Class that defines the map to store the String to Long values

import org.apache.mahout.cf.taste.common.TasteException;
import org.apache.mahout.cf.taste.impl.common.FastByIDMap;
import org.apache.mahout.cf.taste.impl.model.AbstractIDMigrator;

      public  class ItemMemIDMigrator extends AbstractIDMigrator {
       
        private final FastByIDMap<String> longToString;
       
        public ItemMemIDMigrator() {
          this.longToString = new FastByIDMap<String>(100);
        }
       
        @Override
        public void storeMapping(long longID, String stringID) {
          synchronized (longToString) {
            longToString.put(longID, stringID);
          }
        }
       
        @Override
        public String toStringID(long longID) {
          synchronized (longToString) {
            return longToString.get(longID);
          }
        }
        public void singleInit(String stringID) throws TasteException {
            storeMapping(toLongID(stringID), stringID);
        }
       
      }

In your Recommender implementation you can use this Data Model class instead of the default file data model to accept an input that contains alpha numeric Item Ids. Similar you can device the code to form a data model that would accommodate alpha numeric User Ids as well.

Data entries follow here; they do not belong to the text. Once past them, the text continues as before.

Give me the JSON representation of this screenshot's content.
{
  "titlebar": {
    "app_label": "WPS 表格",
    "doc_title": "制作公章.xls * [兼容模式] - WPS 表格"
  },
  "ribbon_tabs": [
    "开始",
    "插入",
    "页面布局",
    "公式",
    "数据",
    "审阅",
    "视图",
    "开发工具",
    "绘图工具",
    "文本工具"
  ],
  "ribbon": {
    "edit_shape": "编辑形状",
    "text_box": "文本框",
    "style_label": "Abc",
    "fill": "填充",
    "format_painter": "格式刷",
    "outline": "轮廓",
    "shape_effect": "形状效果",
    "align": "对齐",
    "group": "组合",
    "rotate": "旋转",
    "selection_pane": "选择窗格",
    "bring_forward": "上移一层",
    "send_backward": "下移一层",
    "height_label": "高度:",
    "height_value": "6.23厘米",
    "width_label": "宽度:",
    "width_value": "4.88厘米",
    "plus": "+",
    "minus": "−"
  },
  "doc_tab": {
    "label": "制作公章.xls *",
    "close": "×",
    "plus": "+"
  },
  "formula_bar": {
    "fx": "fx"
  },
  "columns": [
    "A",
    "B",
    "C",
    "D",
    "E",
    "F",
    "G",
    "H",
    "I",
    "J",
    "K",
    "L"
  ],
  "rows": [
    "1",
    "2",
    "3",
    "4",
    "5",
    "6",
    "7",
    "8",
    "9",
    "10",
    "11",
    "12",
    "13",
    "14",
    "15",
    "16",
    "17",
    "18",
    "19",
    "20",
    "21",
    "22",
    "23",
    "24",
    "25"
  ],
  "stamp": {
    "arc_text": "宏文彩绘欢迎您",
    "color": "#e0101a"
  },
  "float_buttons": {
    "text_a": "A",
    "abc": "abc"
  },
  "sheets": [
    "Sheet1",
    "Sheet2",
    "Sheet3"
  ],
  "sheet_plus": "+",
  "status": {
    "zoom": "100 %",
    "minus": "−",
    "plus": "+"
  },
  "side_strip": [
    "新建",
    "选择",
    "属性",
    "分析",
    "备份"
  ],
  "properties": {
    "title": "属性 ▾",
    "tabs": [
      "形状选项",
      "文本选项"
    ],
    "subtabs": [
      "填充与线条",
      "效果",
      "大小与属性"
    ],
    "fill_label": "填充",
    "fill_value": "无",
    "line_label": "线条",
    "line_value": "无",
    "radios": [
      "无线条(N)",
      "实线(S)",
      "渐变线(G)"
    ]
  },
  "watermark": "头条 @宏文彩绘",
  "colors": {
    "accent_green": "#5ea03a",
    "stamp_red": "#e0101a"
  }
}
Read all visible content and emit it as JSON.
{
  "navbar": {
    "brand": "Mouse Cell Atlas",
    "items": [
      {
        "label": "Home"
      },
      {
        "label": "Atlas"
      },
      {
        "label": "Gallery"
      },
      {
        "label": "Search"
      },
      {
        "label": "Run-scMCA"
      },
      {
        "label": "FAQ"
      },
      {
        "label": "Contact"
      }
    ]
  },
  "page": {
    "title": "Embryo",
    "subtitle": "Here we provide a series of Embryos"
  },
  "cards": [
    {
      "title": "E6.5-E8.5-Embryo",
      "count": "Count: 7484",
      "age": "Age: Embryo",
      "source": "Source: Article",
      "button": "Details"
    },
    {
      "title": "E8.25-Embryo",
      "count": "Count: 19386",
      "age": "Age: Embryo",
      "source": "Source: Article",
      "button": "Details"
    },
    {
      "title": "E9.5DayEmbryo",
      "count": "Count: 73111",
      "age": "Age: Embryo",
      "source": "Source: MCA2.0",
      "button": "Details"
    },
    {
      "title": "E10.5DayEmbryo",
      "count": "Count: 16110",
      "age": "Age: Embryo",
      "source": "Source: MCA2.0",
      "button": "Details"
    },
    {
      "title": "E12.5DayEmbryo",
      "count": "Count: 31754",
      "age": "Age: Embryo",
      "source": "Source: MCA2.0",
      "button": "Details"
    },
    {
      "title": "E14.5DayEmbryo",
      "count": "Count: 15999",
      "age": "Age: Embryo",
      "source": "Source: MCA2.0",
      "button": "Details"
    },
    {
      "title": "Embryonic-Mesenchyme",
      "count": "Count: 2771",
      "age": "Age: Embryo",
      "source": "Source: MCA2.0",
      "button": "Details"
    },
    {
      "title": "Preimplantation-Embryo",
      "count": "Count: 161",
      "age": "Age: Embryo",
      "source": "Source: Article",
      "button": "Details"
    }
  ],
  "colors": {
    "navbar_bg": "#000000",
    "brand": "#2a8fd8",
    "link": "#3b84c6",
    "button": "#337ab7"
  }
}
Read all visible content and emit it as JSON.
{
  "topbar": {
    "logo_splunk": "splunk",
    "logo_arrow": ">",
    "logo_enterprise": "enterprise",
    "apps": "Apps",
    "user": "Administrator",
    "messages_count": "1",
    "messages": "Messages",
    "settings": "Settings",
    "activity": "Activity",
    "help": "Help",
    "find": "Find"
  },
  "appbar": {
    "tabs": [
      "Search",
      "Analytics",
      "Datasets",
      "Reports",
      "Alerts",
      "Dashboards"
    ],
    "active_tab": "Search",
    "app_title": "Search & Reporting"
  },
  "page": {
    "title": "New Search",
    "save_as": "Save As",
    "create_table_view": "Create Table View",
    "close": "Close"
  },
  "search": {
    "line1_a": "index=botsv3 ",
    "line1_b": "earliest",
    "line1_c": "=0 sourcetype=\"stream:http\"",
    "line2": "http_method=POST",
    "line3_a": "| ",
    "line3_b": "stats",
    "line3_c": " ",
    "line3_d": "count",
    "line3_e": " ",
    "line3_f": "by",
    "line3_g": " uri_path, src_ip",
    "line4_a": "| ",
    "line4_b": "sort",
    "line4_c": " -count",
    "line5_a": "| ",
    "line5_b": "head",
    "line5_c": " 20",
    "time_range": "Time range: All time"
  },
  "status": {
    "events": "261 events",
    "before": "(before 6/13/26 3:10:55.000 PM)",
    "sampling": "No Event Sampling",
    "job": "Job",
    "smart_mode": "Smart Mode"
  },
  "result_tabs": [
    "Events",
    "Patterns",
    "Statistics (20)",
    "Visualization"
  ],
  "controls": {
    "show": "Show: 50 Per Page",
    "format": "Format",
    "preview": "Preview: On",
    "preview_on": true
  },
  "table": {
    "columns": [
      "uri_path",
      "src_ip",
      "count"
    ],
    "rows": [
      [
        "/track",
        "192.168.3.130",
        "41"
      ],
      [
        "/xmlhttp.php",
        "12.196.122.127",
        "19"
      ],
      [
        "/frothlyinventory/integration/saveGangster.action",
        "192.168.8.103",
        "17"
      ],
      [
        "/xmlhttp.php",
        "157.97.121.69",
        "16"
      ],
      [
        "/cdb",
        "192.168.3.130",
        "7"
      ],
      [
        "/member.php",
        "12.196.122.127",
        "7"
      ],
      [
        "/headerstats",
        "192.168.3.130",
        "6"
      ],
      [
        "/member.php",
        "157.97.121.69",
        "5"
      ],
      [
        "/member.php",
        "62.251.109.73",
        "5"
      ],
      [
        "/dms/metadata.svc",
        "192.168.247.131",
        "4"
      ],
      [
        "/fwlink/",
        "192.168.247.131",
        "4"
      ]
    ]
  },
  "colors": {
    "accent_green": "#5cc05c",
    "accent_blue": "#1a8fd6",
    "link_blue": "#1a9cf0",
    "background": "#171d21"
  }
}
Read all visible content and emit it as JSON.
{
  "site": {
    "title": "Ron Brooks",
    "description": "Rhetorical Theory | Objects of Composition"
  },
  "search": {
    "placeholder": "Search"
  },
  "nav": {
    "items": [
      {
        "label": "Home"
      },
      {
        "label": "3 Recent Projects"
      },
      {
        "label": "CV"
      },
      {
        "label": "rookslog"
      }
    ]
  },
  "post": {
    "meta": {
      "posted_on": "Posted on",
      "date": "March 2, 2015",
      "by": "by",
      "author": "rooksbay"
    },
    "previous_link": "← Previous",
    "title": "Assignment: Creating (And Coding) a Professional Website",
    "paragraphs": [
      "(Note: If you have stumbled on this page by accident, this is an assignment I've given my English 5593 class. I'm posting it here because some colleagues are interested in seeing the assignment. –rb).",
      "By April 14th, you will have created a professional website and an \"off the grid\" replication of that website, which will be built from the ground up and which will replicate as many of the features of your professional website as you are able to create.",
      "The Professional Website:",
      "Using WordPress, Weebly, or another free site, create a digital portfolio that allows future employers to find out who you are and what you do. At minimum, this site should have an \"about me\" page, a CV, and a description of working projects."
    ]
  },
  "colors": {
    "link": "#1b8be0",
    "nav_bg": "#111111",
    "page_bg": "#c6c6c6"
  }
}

Evaluating Mahout based Recommender Implementations


           Mahout provides you an option to evaluate your generated recommendations against the actual preference values.
        In mahout recommender evaluators, a part of the real preference data set is kept as test data. These test preferences won’t be there in the training data set (actual data set – test data set) which is fed to the recommender under evaluation (ie all data other than the test data is fed into the recommender as input). The recommender internal generates preferences for the test data and these calculated values are compared to actual values in the data set.
For this mahout uses two types of evaluations

1.       Average Absolute Difference Evaluator
                The average difference between the actual and estimates preference is calculated. Lower the value better the recommendations. Lower values means the estimated preference differed from the actual preferences only in a smaller extent. If this value is 0 it indicates that both the estimated and actual preferences are the same means perfect recommendations.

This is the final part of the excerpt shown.